Я научился искать интенсивность, а не счастье, не радости и процветание, а больше жизни, концентрированное чувство жизни, укрепление чувства существования, полноты и концентрации пульса, энергии, роста, цветения, за пределами образа счастья или несчастья Полем
Как удивительно живы ложные идеи! У них даже есть своя эволюция. Сначала они являются высокими истинными «истинами», а затем «Законы о хум» и, наконец, суеверия.
Даже когда ничего не происходит, ничто не стоит на месте. ... Я не камень, а река; Люди обманывают себя, видя меня как камень. Или я обманываю их и притворяюсь, что я камень, когда я река?
Жемчужина ... есть способ умирать, когда они отделены от их владельца.
Мой выбор был частично обусловлен двумя великими законами - биологией и социологией - потому что я не задумываю себя за ними. ... Внутри каждой биологической и социальной ситуации я свободен принимать решения.
Теперь это выглядит так, как будто все было выгодно для меня. И если платеж иногда был чрезмерным, это было все, что было все платеж, на всю жизнь, и не может быть и не является чрезмерной оплатой за жизнь.
Я научился искать интенсивность больше жизни, концентрированное чувство жизни.
Это мой главный недостаток: я был настолько решительным не терять время, что часто делал неправильно. Не терять время было моей постоянной проблемой с трех лет, когда мне осенило, что время - это деформация жизни, его очень ткань, то, что вы не можете покупать, торговать, красть, фальсифицировать или получить, попрошайчики.
Идея пришла ко мне, что я был, я и буду, но, возможно, не станет. Это меня не пугало. Для меня была интенсивность, которую я не чувствовал, став.
Париж - это не город, это изображение, символ Франции, ее сегодня и вчера, отражение ее истории, ее географию и скрытую сущность.
Я хотел написать; Я искал все возможные пути личного освобождения, но я никогда не мог пожертвовать живым мгновением жизни ради написания линии, мой баланс ради рукописи, шторм во мне ради стихотворения. Я слишком любил саму жизнь за это.
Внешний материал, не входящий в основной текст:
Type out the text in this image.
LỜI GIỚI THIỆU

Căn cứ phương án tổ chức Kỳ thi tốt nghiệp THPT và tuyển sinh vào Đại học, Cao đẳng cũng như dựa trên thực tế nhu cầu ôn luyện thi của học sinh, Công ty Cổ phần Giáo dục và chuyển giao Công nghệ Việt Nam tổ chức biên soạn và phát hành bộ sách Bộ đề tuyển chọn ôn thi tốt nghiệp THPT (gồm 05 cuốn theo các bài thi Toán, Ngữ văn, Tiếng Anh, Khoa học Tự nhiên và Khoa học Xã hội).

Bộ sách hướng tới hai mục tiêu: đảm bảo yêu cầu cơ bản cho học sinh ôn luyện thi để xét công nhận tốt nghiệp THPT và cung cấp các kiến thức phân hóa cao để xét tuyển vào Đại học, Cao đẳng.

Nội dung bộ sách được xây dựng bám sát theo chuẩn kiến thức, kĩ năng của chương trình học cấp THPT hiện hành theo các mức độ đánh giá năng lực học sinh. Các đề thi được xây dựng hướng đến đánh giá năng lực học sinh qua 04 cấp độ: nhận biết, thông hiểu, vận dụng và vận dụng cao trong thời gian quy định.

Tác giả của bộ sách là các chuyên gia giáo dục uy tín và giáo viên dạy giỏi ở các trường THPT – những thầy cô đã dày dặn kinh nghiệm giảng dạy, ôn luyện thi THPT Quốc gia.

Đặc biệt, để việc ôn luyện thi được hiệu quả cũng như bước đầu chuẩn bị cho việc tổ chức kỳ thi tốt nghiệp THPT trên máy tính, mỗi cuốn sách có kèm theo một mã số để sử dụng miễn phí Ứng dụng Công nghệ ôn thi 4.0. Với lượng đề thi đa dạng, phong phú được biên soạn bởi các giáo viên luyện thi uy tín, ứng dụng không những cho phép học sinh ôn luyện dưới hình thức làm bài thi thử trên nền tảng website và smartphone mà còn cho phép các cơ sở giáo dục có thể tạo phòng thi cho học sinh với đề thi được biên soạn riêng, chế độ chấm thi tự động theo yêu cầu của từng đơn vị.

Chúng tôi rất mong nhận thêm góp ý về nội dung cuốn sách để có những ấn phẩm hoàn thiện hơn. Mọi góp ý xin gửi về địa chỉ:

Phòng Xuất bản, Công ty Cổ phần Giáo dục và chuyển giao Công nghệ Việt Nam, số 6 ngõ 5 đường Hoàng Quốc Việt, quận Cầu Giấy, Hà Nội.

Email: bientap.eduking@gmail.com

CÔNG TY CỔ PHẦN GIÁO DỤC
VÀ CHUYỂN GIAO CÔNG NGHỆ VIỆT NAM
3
[На Нью -Йорке:] ... Город поднялся передо мной. Он был узким и высоким, как готический храм, окруженный водой, и ... он внезапно появился, как будто с небольшим толчком он оторвался от невидимых в видимый.
Разве теория теории относительности тоже не касается литературы? В нашем мире больше нет места для привилегированного наблюдателя, так как для наблюдателя вселенной нет ничего - мы все внутри.
В течение многих лет я использовал местоимение «мы». Теперь, как и в молодости, я иду спать и просыпаюсь один.
Прошлое хорошее (как мы все знаем), двадцать, тридцать лет назад, все было хорошо, любой может сказать вам это.
[На Париже:] существует постоянная, вечная, окружающая нас, которые живут в нем, и это в нас. Мы любим это или ненавидим это, но мы не можем избежать этого. Это круг ассоциаций, в котором существует человек, будучи самим кругом ассоциаций. Вступив в него и выйдя из этого, мы не то, чем мы были, прежде чем знали: это пожирало нас, мы пожирали, и проблема не так, как мы, или мы этого не хотим. Мы потребляли друг друга. Это курсирует в нашей крови.
Я думаю, что муравьев лучше, чем гнездо ... что в муравьеве среди ста тысяч или миллиона вы свободнее, чем в гнезде, где все сидят и смотрят друг на друга, ожидая, пока ученые, наконец, обнаружат способы сделать мы читатели разума. ... Психология гнезда отвратительна для меня, и я всегда сочувствую тому, кто бежит из своего гнезда, даже если он бежит в муравей человека, это драгоценное и интенсивное состояние осознания мира и себя.
Москва, Рим, Лондон, Париж остается на месте. Ленинград и Нью -Йорк плавают, распространяя все свои паруса, разрезая пространство своими грудами и могут исчезнуть, если не на самом деле, то в воображении поэта, создающего миф, мифическую традицию на основании его секретного опыта.